The inventory system should assume that the store will remain open forever.
Although for simplicity in computing the actual profit gained, the system will be tested on a finite number of weeks.
Given the stochastic model of the customers’ behavior, the type of store, and information about the available items in the store immediately before the shopping order is made, the inventory management system should decide which types of items and how many should be ordered and returned, so that the store gains the maximum profit possible. Profit is defined as the income the store gets (i.e., 75% of the total payment received from customer) minus the sum of the cost of returning the items, the fines for miss opportunities, and the penalty fees for having items being cut from the order list by R headquarter.
What you need to do
Your tasks in this request can be classified into 4 parts:
Design the solution. This task contains two main components, i.e., framing the problem as an MDP problem and deciding how to solve the problem. Note that you should design the MDP components, i.e., what are the states, actions, etc., manually. However, the exact parameters of your MDP problem will depend on the given input file. Please be aware that how you define your MDP problem might help or hurt your ability to solve the problem.

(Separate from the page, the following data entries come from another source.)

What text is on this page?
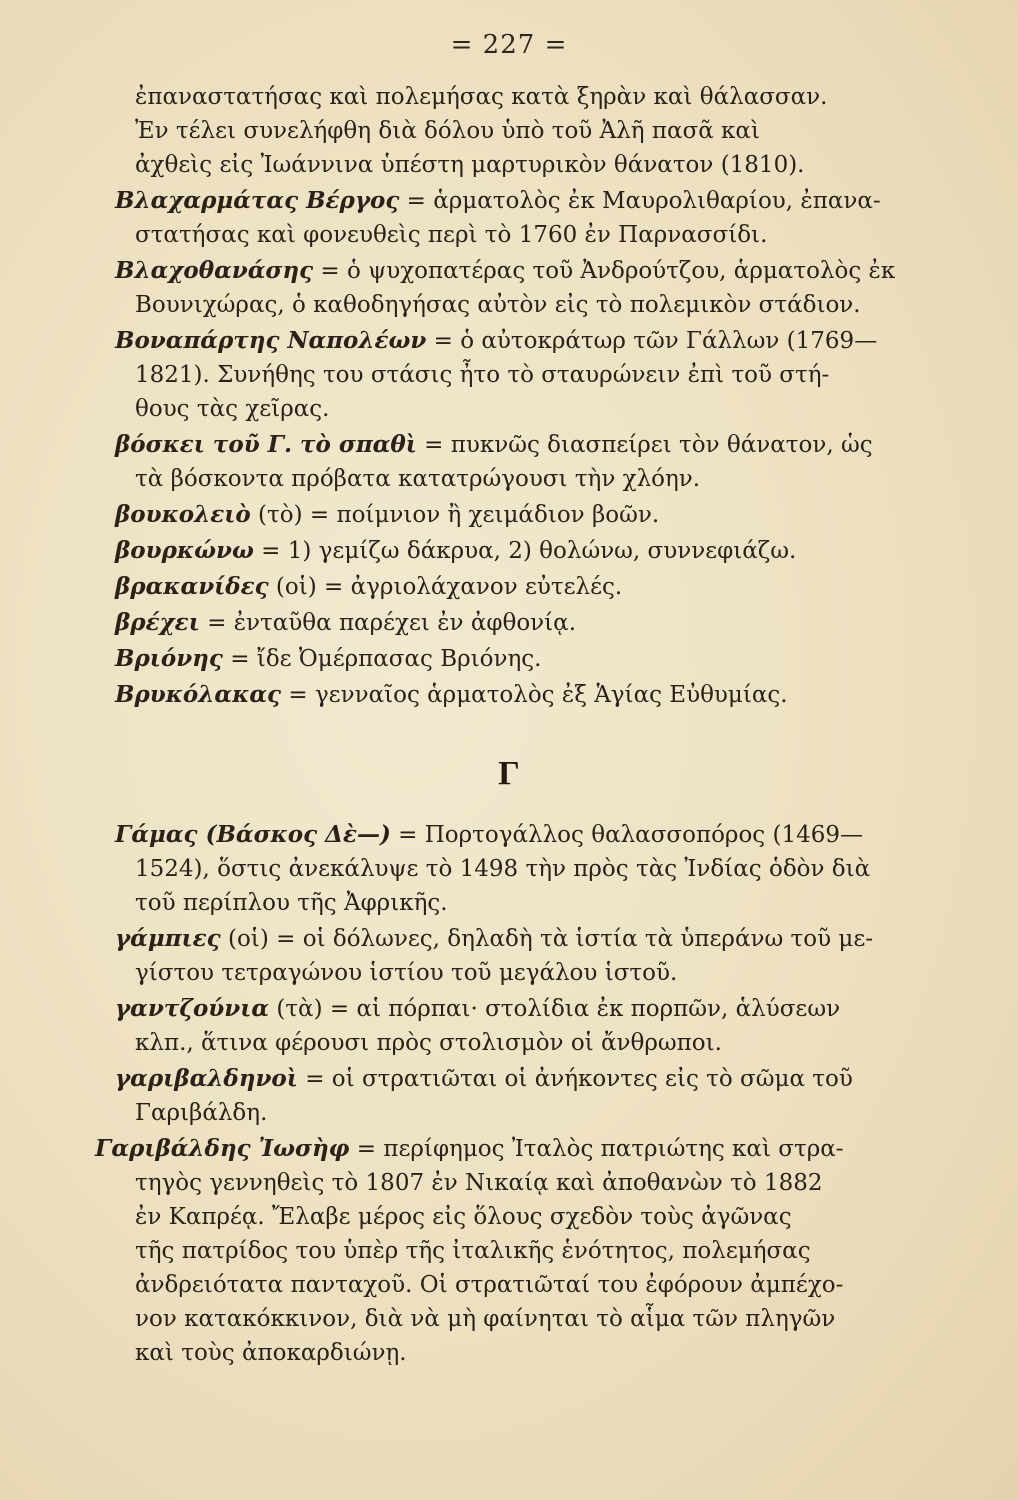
= 227 =
ἐπαναστατήσας καὶ πολεμήσας κατὰ ξηρὰν καὶ θάλασσαν.
Ἐν τέλει συνελήφθη διὰ δόλου ὑπὸ τοῦ Ἀλῆ πασᾶ καὶ
ἀχθεὶς εἰς Ἰωάννινα ὑπέστη μαρτυρικὸν θάνατον (1810).
Βλαχαρμάτας Βέργος = ἁρματολὸς ἐκ Μαυρολιθαρίου, ἐπανα-
στατήσας καὶ φονευθεὶς περὶ τὸ 1760 ἐν Παρνασσίδι.
Βλαχοθανάσης = ὁ ψυχοπατέρας τοῦ Ἀνδρούτζου, ἁρματολὸς ἐκ
Βουνιχώρας, ὁ καθοδηγήσας αὐτὸν εἰς τὸ πολεμικὸν στάδιον.
Βοναπάρτης Ναπολέων = ὁ αὐτοκράτωρ τῶν Γάλλων (1769—
1821). Συνήθης του στάσις ἦτο τὸ σταυρώνειν ἐπὶ τοῦ στή-
θους τὰς χεῖρας.
βόσκει τοῦ Γ. τὸ σπαθὶ = πυκνῶς διασπείρει τὸν θάνατον, ὡς
τὰ βόσκοντα πρόβατα κατατρώγουσι τὴν χλόην.
βουκολειὸ (τὸ) = ποίμνιον ἢ χειμάδιον βοῶν.
βουρκώνω = 1) γεμίζω δάκρυα, 2) θολώνω, συννεφιάζω.
βρακανίδες (οἱ) = ἀγριολάχανον εὐτελές.
βρέχει = ἐνταῦθα παρέχει ἐν ἀφθονίᾳ.
Βριόνης = ἴδε Ὀμέρπασας Βριόνης.
Βρυκόλακας = γενναῖος ἁρματολὸς ἐξ Ἁγίας Εὐθυμίας.
Γ
Γάμας (Βάσκος Δὲ—) = Πορτογάλλος θαλασσοπόρος (1469—
1524), ὅστις ἀνεκάλυψε τὸ 1498 τὴν πρὸς τὰς Ἰνδίας ὁδὸν διὰ
τοῦ περίπλου τῆς Ἀφρικῆς.
γάμπιες (οἱ) = οἱ δόλωνες, δηλαδὴ τὰ ἱστία τὰ ὑπεράνω τοῦ με-
γίστου τετραγώνου ἱστίου τοῦ μεγάλου ἱστοῦ.
γαντζούνια (τὰ) = αἱ πόρπαι· στολίδια ἐκ πορπῶν, ἁλύσεων
κλπ., ἅτινα φέρουσι πρὸς στολισμὸν οἱ ἄνθρωποι.
γαριβαλδηνοὶ = οἱ στρατιῶται οἱ ἀνήκοντες εἰς τὸ σῶμα τοῦ
Γαριβάλδη.
Γαριβάλδης Ἰωσὴφ = περίφημος Ἰταλὸς πατριώτης καὶ στρα-
τηγὸς γεννηθεὶς τὸ 1807 ἐν Νικαίᾳ καὶ ἀποθανὼν τὸ 1882
ἐν Καπρέᾳ. Ἔλαβε μέρος εἰς ὅλους σχεδὸν τοὺς ἀγῶνας
τῆς πατρίδος του ὑπὲρ τῆς ἰταλικῆς ἑνότητος, πολεμήσας
ἀνδρειότατα πανταχοῦ. Οἱ στρατιῶταί του ἐφόρουν ἀμπέχο-
νον κατακόκκινον, διὰ νὰ μὴ φαίνηται τὸ αἷμα τῶν πληγῶν
καὶ τοὺς ἀποκαρδιώνῃ.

Implement your design. Your program is allowed a maximum of 3 minutes computation prior to each simulation run. If you use an online method for solving MDP, at each step during run-time, your program is allowed a maximum of 30 seconds computation time for a tiny/small/medium store and a maximum of 1 minute computation time for a large/mega store. Your program will be run on a PC with the same specification as those in the tutorial rooms. The time requirement is for a program that runs as a single-threaded process. If you use multi-threading, then we will divide the aforementioned time limit with the number of threads you use. Note: You are not allowed to use any library for linear algebra, optimization, and MDP solver.
Implement the basic value iteration to compare your design with the baseline (at least for the tiny and small stores).
Write a report. you only need to answer the questions we post for the Report (see the last part of this document). However, to answer these questions well, you do need to do #3.
Input and Output format
Input format. The input is a single .txt file, containing all the information about the store, the types and price of the items that can be sold at the store, and the store’s customers’ behaviour.
Output format
Your program should output the state, the order list, and the return list at each week.